The FDA Committee released its final report in 1991 and has since then ceased to exist. However, the District Court found that FCN's complaint included a challenge to HHS' alleged policy governing access to advisory committee materials, Food Chemical News v. Department of Health and Human Services, No. 91-0516 (D.D.C. Sept. 9, 1991) (order granting motion to dismiss) at 2, and that FCN had standing to raise this challenge because it had demonstrated that it regularly covered the activities of HHS advisory committees, id. at 3. Thus, because the challenge to the alleged unlawful policy remains unresolved, the case is not moot. See Better Gov't Ass'n v. Department of State, 780 F.2d 86, 90-92 (D.C. Cir. 1986)

 4

The HHS regulations governing public access to advisory committee materials provide:

(b) Access to records. (1) All records, reports, and other documents of each advisory committee shall be available for public inspection and copying pursuant to the Department's public information regulation. Documents referred to herein include the records, reports, transcripts, minutes, appendices, working papers, drafts, studies, agenda or other documents which were made available to or prepared for or by each advisory committee.

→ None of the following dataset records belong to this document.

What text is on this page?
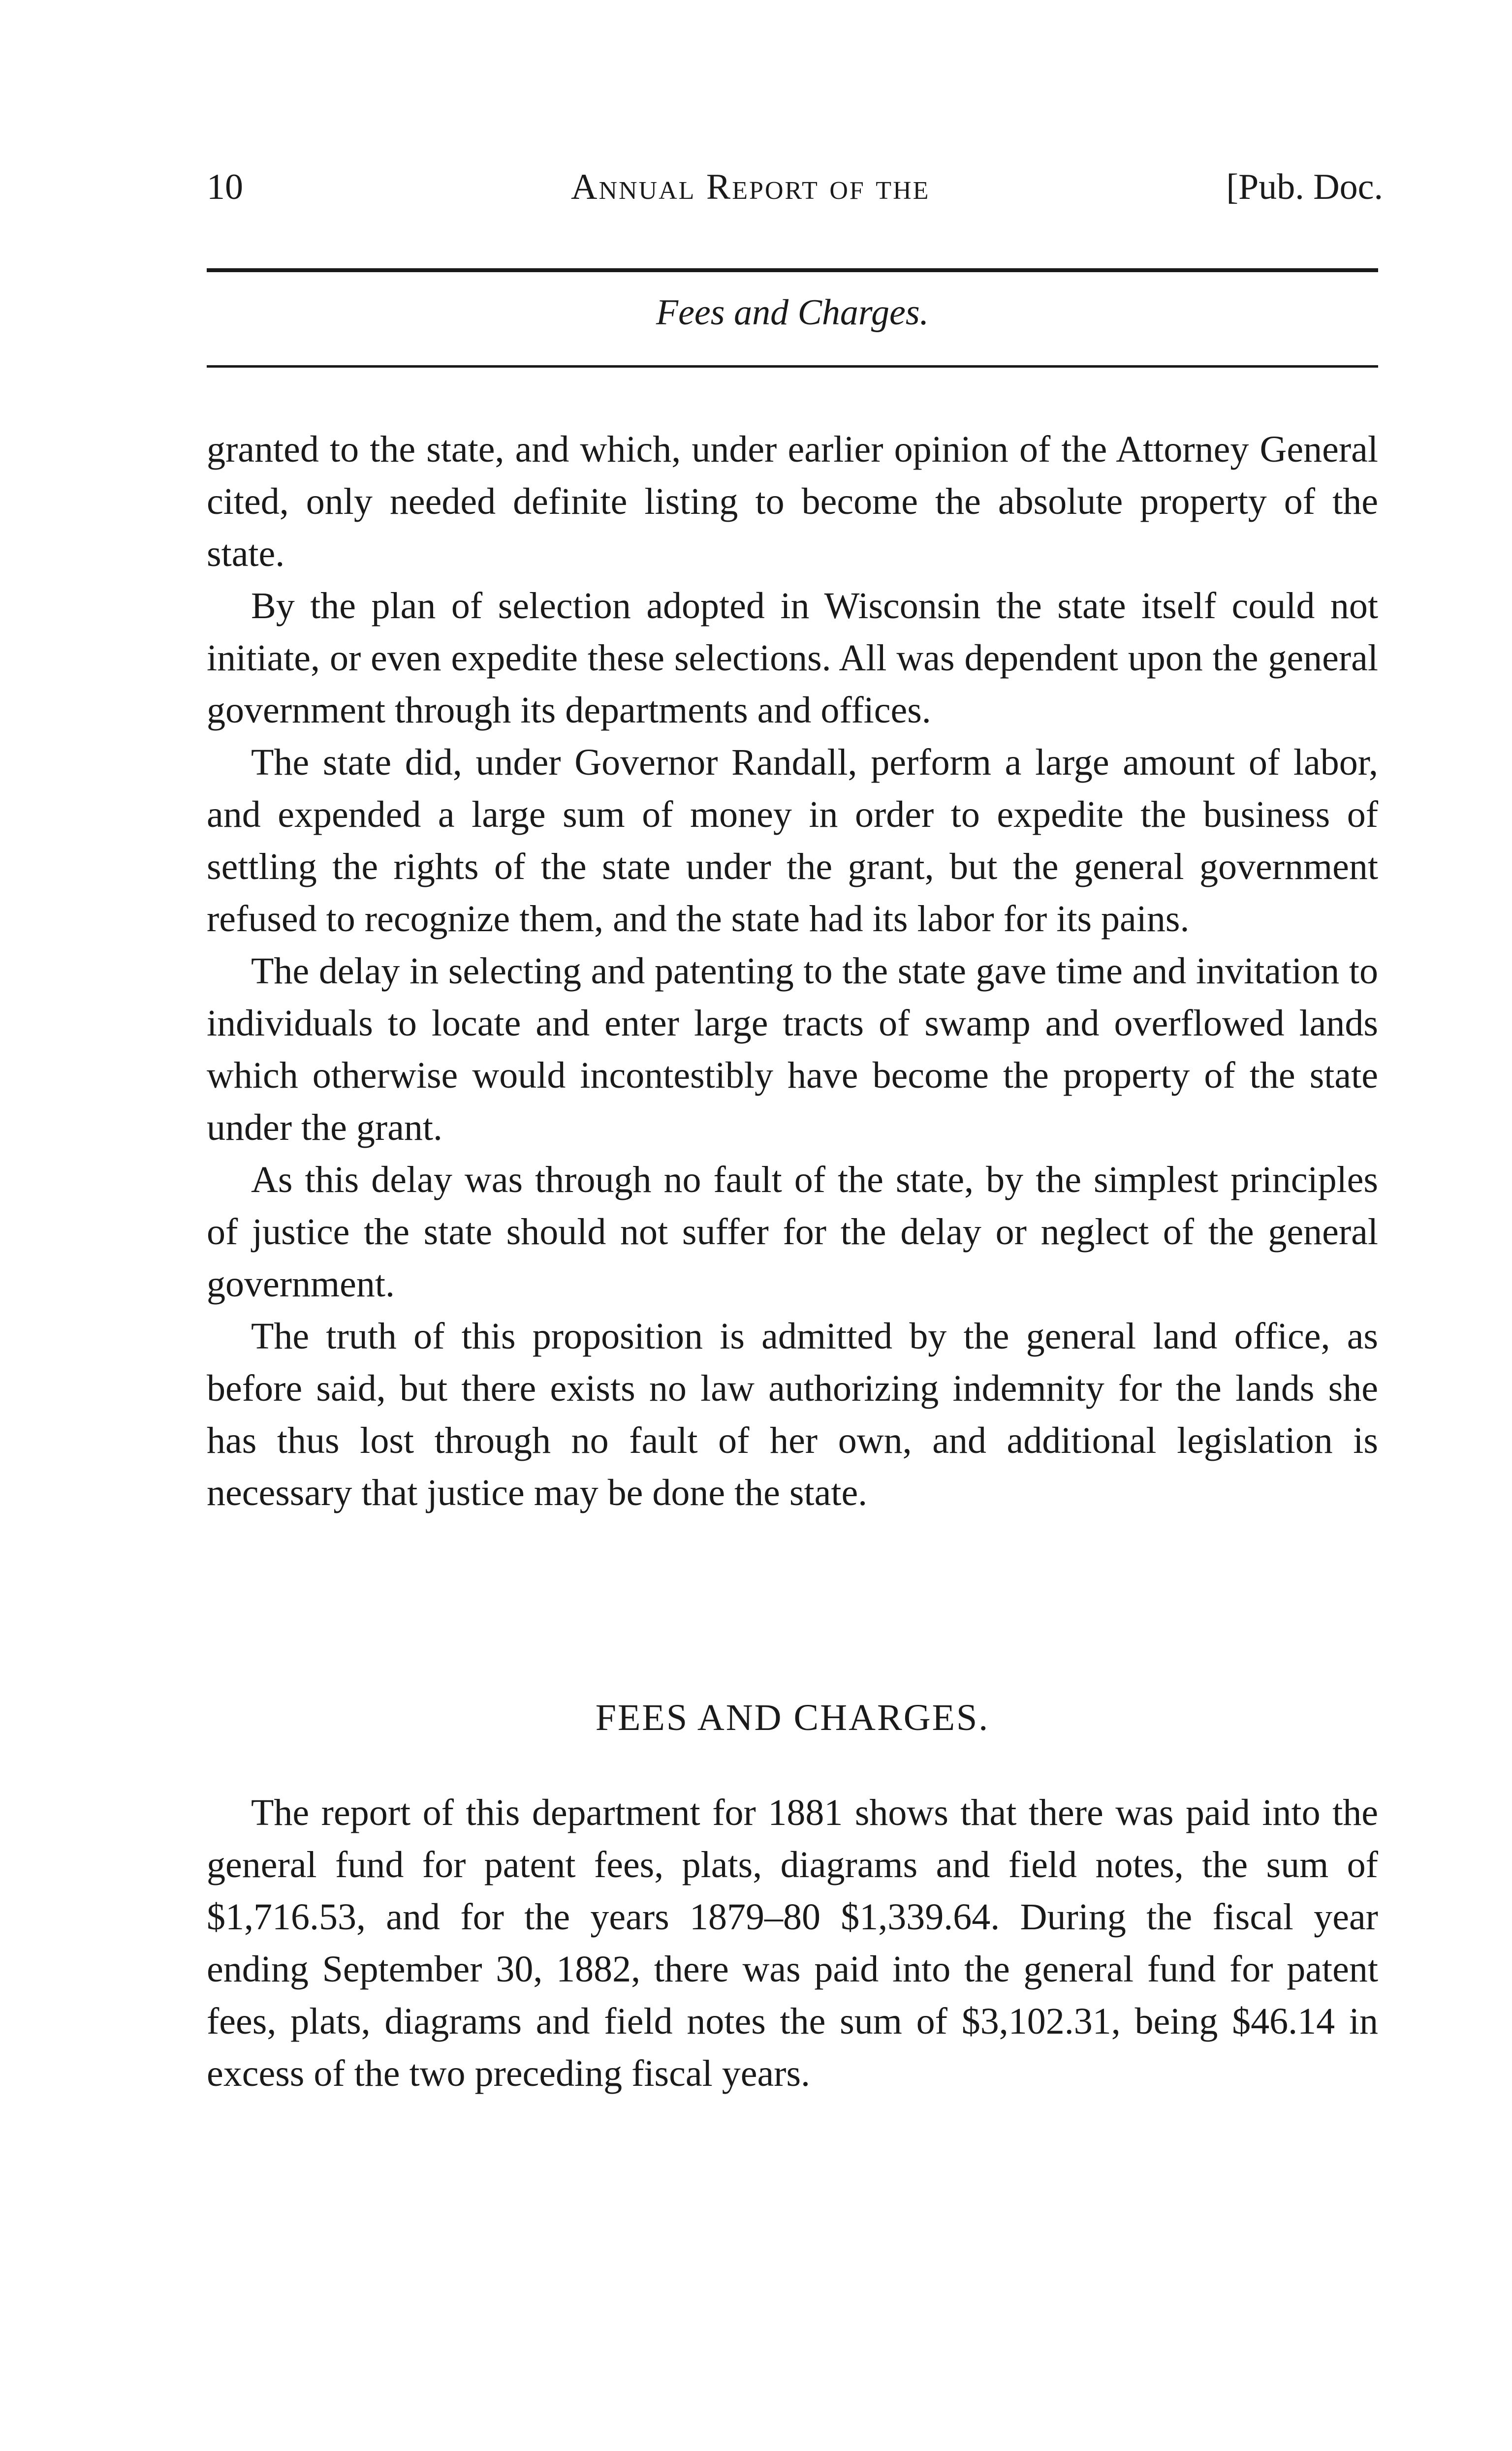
10	Annual Report of the	[Pub. Doc.
Fees and Charges.

granted to the state, and which, under earlier opinion of the Attorney General cited, only needed definite listing to become the absolute property of the state.

By the plan of selection adopted in Wisconsin the state itself could not initiate, or even expedite these selections. All was dependent upon the general government through its departments and offices.

The state did, under Governor Randall, perform a large amount of labor, and expended a large sum of money in order to expedite the business of settling the rights of the state under the grant, but the general government refused to recognize them, and the state had its labor for its pains.

The delay in selecting and patenting to the state gave time and invitation to individuals to locate and enter large tracts of swamp and overflowed lands which otherwise would incontestibly have become the property of the state under the grant.

As this delay was through no fault of the state, by the simplest principles of justice the state should not suffer for the delay or neglect of the general government.

The truth of this proposition is admitted by the general land office, as before said, but there exists no law authorizing indemnity for the lands she has thus lost through no fault of her own, and additional legislation is necessary that justice may be done the state.

FEES AND CHARGES.

The report of this department for 1881 shows that there was paid into the general fund for patent fees, plats, diagrams and field notes, the sum of $1,716.53, and for the years 1879–80 $1,339.64. During the fiscal year ending September 30, 1882, there was paid into the general fund for patent fees, plats, diagrams and field notes the sum of $3,102.31, being $46.14 in excess of the two preceding fiscal years.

(2) Advisory committee records determined to be available for public inspection are to be made available for inspection and copying at a single location in the offices of the advisory committee or the Department organizational component to which the advisory committee reports.

 45

C.F.R. §§ 11.5(b) (1), (b) (2) (1991). The regulations continue:

(a) Any person whose request for access to an advisory committee document is denied may seek administrative review in accord with the Department's Freedom of Information Act regulation.